Diplodocus are thought to have had spikes along their necks, backs, and tails, so draw a row of them along the top edge of the entire body. The spikes are basically tiny triangles that are shaded in using a dark value.
Add more value throughout the dinosaur's body to create shadows. These shadows will give the figure more dimension and volume so that it doesn't look so flat. Pick the direction of the light source when shading so that the shadows are consistent with it. Vary the pressure on your pencil to get different degrees of tonal value. Don't worry about shading too smoothly; the rough value gives the Diplodocus's skin texture.

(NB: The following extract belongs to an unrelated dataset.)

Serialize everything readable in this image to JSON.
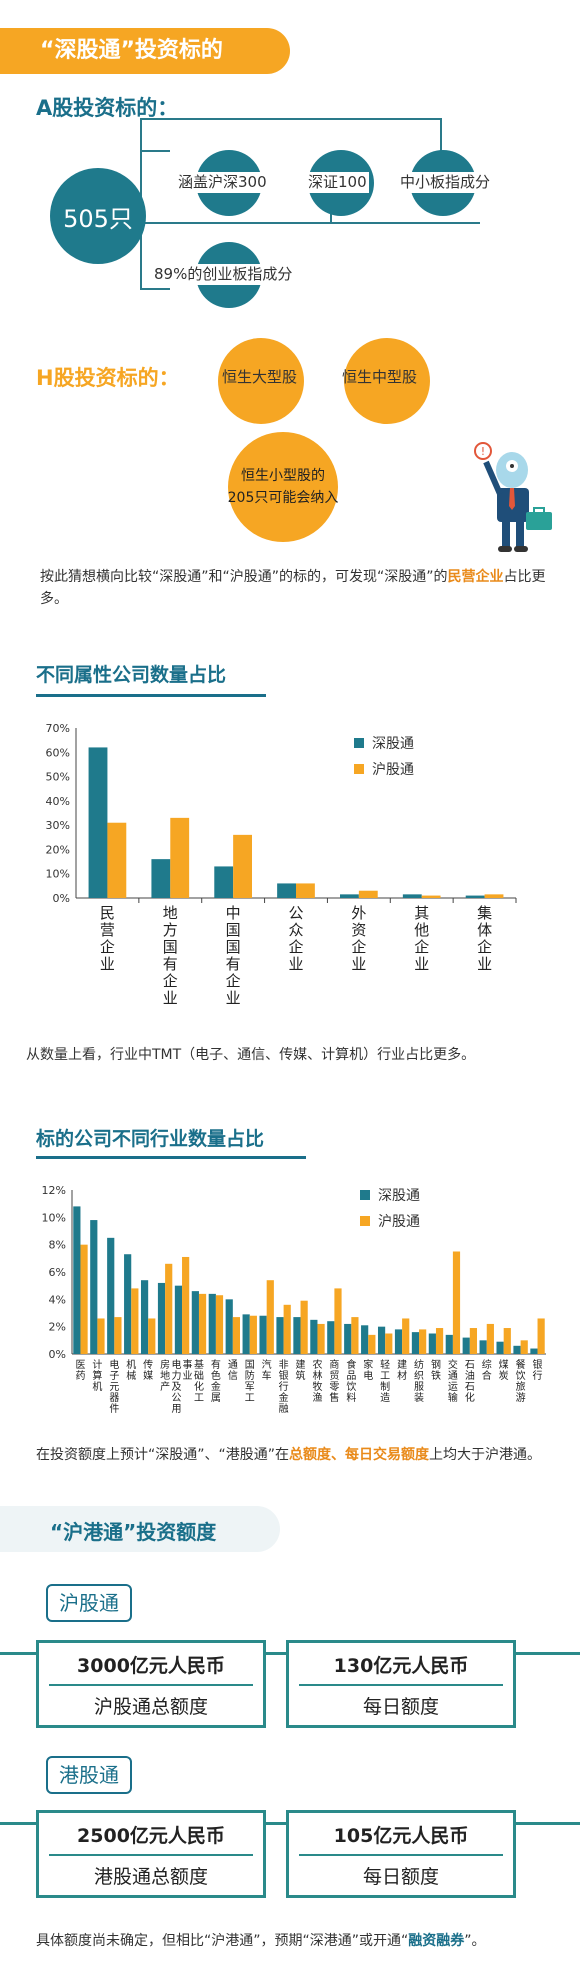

If you'd like, you can add more value to your drawing to give the dinosaur a skin pattern. For a stripe-like pattern, just add thin sections of darker value along the top edge of the entire body. Shading can be time-consuming, so be patient and take breaks.
Add a cast shadow underneath. This helps ground the dinosaur so it doesn't appear to be floating. Don't forget to pause the video after each step to draw at your own pace.